Demands to know, “Why was I not informed?”
And I bring him out to the couch, curtains
drawn, house still, and tell him that he has lost his memory.
That he sits beside her each day.
That there is nothing more to be done.
That we have a plan, and
he will live with his son and
watch his youngest grandchild
grow into womanhood. He says how lucky
he is to be so well loved.

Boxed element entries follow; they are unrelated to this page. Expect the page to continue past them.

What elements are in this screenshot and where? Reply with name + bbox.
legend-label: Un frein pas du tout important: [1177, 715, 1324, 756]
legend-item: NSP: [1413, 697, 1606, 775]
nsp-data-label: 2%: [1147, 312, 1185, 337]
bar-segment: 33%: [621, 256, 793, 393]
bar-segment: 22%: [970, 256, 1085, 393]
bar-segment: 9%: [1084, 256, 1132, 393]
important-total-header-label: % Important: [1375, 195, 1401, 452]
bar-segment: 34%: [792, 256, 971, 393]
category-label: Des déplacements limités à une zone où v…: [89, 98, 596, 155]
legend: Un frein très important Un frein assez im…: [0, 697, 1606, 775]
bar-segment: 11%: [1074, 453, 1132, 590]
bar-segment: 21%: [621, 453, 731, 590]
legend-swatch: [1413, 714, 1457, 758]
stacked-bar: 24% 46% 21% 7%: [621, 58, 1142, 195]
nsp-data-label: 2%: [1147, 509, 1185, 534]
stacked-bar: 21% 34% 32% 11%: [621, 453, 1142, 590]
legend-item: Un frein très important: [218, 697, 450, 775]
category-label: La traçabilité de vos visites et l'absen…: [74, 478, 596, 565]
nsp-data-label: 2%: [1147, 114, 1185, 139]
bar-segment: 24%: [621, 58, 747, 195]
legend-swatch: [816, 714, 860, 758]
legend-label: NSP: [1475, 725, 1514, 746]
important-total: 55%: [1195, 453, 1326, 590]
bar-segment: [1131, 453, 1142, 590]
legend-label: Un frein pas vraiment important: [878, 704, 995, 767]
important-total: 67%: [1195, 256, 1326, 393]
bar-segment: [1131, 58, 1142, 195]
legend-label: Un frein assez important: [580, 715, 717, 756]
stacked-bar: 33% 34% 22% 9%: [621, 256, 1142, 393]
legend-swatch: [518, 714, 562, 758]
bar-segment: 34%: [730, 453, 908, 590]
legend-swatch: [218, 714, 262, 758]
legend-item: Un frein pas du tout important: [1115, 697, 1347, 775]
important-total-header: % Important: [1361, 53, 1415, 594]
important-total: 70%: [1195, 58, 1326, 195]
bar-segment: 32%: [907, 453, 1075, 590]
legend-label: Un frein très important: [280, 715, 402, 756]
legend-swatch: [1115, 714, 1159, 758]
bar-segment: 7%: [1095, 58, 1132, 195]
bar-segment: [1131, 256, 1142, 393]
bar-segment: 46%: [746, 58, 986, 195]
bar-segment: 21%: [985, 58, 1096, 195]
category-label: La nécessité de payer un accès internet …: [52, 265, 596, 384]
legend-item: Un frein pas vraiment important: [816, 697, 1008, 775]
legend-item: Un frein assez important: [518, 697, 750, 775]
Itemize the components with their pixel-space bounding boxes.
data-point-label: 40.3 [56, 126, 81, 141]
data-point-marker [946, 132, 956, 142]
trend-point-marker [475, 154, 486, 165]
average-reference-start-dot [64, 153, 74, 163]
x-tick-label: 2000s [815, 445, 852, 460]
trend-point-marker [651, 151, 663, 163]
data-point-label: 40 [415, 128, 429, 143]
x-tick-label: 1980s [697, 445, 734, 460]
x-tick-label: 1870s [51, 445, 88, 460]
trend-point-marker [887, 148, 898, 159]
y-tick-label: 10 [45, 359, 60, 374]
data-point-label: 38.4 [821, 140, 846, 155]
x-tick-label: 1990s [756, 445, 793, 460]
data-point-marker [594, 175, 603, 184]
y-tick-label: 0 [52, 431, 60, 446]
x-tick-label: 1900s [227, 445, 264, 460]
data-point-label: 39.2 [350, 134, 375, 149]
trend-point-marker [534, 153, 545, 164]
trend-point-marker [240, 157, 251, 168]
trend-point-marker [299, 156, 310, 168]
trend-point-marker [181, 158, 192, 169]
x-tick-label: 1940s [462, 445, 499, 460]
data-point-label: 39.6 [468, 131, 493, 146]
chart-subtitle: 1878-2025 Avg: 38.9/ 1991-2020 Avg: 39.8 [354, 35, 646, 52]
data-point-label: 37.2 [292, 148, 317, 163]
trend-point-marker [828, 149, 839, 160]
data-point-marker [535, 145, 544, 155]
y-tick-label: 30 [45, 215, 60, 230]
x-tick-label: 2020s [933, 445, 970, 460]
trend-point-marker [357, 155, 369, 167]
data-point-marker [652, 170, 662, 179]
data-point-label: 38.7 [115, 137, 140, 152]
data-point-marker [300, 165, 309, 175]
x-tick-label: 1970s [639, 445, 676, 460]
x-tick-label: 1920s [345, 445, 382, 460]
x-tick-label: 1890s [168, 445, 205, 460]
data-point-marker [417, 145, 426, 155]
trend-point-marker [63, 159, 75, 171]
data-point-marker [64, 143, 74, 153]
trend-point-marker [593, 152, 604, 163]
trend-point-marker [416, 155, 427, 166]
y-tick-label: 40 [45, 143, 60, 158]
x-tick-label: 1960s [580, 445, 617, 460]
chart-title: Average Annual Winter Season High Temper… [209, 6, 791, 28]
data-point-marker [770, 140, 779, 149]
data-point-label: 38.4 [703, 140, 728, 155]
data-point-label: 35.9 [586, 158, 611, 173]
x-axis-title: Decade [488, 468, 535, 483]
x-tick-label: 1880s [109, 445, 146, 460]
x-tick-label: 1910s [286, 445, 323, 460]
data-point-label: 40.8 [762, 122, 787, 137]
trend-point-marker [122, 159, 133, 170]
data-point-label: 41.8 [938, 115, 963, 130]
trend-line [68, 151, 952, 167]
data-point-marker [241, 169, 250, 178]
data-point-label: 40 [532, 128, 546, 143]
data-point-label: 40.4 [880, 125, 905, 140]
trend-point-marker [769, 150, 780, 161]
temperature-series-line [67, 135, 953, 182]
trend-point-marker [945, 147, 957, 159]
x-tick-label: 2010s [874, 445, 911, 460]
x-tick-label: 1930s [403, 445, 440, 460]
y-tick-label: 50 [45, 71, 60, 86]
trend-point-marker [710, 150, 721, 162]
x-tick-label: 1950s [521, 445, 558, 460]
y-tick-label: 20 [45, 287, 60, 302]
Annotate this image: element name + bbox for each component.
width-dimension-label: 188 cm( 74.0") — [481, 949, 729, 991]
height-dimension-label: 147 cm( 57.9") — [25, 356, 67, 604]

We both weep.
Each night the same.

He is on the couch, gazing out, when she finally lets go.
The day had started just like the days before.
I’d laid out his clothes—jeans, shirt, sweater.
Helped with the buttons and suspenders,
the Velcro sneakers.
Curtsied and called him “sir”
to make a joke of the awkward reversal.
I sit down beside him, wait for him to turn
and settle his eyes on me, and tell him.
He rises to go the bedroom, and I rise, too.
But he cups my chin in his hands, like I was six,
and tells me to stay.

He is gone a very long time. Alone with her body.
I cannot imagine the goodbye.
And when he returns, he is in dress pants and blazer,

oxfords I hadn’t seen in years.
I make us gin and tonics with the jigger he always used,
and we sit side by side, looking out at the deep woods.
He points out the window, and I nod,
the wild hooves pounding in my chest.